The white stripe on all four wings of the White admiral make this species easily identifiable, even at a distance. In other parts of North America there are other colour forms including the Red-spotted purple on which the white stripes are completely lacking. White admiral numbers are variable and sometimes they can be abundant with groups found puddling on moist soil patches or on animal droppings along forestry roads. This inhabitant of deciduous forests has one primary generation per year with the first adults usually appearing in early June. There is usually a smaller second generation later in the summer. The caterpillars, which as they get bigger do a terrific impersonation of bird droppings, feed on poplars and birch.

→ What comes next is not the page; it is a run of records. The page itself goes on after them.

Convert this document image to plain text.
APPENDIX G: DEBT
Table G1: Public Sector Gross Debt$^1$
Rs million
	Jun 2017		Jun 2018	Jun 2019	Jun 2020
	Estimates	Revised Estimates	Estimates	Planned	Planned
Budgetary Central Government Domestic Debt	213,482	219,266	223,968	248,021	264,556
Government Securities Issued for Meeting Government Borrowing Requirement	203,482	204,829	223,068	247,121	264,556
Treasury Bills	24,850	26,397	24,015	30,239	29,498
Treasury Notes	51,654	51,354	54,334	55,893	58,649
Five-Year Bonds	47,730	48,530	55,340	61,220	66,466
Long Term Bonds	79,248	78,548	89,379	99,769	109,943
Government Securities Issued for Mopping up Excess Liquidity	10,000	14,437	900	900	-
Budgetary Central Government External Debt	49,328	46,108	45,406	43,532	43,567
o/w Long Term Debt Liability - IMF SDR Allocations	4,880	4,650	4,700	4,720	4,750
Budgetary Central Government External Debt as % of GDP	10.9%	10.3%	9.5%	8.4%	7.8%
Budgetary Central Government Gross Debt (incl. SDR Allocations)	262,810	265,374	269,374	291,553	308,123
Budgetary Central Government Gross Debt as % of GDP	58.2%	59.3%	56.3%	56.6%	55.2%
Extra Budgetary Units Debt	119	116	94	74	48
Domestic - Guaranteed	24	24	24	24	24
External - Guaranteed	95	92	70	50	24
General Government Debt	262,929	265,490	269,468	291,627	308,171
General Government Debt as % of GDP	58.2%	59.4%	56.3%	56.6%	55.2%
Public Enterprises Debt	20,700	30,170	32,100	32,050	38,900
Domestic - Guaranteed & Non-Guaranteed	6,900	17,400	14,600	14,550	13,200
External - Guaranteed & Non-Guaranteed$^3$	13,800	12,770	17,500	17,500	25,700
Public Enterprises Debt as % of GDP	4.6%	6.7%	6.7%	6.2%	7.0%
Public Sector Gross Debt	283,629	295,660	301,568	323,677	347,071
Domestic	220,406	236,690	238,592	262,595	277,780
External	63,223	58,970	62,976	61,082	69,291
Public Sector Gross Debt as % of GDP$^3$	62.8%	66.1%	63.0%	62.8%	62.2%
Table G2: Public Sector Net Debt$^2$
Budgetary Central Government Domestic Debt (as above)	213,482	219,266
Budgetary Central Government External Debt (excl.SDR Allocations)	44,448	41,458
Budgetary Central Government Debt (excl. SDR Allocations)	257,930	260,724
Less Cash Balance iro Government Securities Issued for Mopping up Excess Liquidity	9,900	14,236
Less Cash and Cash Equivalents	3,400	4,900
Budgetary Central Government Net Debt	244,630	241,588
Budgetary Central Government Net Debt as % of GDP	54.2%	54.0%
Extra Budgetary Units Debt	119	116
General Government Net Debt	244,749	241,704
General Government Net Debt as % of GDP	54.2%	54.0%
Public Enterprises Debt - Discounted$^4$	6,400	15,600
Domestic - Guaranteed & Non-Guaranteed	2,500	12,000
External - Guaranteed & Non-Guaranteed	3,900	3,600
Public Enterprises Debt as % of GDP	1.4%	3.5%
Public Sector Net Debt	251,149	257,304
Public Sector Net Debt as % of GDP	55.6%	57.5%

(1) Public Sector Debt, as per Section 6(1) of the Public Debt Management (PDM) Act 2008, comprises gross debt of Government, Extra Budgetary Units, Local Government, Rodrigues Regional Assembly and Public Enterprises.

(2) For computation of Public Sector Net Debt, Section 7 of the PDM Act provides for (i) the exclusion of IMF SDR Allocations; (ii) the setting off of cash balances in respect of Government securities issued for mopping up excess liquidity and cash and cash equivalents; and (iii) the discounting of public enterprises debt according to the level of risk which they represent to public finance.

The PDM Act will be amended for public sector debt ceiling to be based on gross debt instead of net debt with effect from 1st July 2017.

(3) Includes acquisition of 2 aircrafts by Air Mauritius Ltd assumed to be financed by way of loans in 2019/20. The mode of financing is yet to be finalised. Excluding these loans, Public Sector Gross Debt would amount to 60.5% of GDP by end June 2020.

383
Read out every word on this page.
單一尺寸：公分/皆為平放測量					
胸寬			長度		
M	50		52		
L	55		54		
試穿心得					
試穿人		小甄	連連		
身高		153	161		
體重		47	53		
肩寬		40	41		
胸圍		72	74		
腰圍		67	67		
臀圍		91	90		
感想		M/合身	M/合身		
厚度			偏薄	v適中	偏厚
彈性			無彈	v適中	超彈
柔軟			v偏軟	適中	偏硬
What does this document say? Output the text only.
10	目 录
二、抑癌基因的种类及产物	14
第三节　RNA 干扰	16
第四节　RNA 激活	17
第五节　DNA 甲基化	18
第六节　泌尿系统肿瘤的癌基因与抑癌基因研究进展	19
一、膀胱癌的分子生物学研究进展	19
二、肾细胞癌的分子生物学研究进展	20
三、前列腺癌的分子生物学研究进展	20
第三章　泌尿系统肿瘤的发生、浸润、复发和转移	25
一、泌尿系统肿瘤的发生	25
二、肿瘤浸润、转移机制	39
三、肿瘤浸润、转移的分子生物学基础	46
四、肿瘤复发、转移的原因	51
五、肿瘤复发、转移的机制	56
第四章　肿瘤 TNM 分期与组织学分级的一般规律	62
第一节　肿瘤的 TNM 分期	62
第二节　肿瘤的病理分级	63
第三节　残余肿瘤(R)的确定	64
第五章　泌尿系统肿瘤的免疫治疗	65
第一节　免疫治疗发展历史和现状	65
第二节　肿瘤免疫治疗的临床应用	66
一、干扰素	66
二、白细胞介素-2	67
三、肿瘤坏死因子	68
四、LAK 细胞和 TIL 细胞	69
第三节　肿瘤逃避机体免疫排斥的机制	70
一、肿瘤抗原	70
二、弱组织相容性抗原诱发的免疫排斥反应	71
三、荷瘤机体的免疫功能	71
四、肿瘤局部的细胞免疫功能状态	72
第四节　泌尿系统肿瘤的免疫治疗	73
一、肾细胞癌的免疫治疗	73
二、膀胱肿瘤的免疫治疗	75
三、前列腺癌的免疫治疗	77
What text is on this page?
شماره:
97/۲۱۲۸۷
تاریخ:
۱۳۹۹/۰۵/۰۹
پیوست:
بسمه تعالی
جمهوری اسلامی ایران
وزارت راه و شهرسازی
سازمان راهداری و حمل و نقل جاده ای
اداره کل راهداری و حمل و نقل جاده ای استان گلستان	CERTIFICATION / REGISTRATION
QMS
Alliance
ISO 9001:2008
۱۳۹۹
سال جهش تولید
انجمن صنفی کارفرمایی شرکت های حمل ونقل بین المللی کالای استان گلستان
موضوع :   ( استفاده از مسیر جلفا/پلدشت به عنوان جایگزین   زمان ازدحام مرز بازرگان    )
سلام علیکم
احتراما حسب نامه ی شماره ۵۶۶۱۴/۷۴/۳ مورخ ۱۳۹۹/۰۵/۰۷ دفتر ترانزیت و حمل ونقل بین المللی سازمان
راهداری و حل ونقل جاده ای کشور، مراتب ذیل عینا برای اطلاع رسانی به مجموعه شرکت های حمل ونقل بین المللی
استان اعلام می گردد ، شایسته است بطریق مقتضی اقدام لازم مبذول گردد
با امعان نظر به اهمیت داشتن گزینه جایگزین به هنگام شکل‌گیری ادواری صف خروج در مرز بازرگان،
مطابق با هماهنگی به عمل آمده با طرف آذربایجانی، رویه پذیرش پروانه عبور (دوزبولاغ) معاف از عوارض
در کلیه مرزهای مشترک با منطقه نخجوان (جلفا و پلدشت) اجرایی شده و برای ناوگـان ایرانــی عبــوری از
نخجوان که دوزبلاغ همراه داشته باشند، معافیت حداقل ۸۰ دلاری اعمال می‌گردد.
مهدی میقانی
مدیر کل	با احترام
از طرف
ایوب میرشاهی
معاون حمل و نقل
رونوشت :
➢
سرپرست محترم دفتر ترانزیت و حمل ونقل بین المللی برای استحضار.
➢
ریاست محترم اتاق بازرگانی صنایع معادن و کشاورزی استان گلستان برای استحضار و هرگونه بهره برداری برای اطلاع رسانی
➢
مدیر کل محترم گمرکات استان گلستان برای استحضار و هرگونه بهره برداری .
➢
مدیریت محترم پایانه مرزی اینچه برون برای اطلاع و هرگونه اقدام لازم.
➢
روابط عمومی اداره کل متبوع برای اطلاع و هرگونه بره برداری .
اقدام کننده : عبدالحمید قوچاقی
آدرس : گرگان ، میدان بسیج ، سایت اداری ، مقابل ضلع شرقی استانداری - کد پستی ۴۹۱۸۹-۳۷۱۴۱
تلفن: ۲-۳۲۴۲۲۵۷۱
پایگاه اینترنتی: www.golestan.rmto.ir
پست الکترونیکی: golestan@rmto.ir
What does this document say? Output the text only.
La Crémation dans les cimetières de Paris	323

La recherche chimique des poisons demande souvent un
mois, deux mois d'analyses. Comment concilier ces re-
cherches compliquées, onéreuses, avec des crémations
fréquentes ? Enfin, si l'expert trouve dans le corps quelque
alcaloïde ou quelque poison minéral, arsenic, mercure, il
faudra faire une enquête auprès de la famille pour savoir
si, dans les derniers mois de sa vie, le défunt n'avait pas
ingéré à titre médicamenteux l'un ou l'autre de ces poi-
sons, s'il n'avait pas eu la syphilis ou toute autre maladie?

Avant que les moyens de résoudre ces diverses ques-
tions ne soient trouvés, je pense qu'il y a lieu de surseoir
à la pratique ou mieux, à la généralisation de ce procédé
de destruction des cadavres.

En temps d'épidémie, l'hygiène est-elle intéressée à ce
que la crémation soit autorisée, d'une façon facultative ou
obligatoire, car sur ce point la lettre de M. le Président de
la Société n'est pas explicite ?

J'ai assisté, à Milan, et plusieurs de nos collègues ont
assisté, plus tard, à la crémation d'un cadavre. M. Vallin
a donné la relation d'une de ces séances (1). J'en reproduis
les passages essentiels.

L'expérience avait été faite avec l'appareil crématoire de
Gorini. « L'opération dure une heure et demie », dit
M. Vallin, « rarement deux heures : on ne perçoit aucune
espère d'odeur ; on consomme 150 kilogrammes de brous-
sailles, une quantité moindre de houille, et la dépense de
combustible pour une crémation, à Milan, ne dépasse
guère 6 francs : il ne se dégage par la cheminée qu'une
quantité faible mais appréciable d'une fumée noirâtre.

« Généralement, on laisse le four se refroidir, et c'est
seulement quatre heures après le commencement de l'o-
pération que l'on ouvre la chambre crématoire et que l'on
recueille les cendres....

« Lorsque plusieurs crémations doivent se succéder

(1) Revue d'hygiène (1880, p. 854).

Above: These White admirals were sharing a Wolf scat meal with an Eyed brown (left) and a Northern Pearly-eye (right). - Sandilands Provincial Forest, 02 July, 2014. Photo by Larry de March

Above: This White admiral caterpillar is easily mistaken for a bird dropping. Whiteshell P.P., 03 Aug., 2013. Photo by Larry de March

The Viceroy is well known in biological circles as a Batesian mimic of the Monarch butterfly. A Batesian mimic has a similar colour and pattern as a species which is either toxic or unpalatable to predators. The smaller Viceroy can be told from the Monarch most easily by the thin dark line cutting across the hind wings. Just to confuse observers, this line is sometimes missing and other differences in the wing pattern have to be used for identification. Viceroys are typically found near water or other moist area where two generations of caterpillars, camouflaged as bird droppings, feed on leaves of willows and poplar.

Above: Viceroy photographed in Agassiz Provincial Forest, 02 July, 2017. Photo by Larry de March

The Monarch is arguably the most iconic butterfly in North America, familiar to most people whether or not they take a specific interest in butterflies. Its long migrations and overwintering in the millions in the mountain forests of Mexico are well known. It occurs not only in North America but also in Central and South America, Hawaii, Australia and a few other places. Monarchs migrate into Manitoba mostly in June and lay their eggs on at least four species of milkweed on which the caterpillars feed. The milkweed sap contains cardenolides which are retained by both the caterpillar and adult Monarch, making them bad-tasting and toxic to predators. The second generation, which matures in late summer is the one which migrates south. These can be found almost anywhere where milkweeds grow, though their numbers vary considerably from year to year.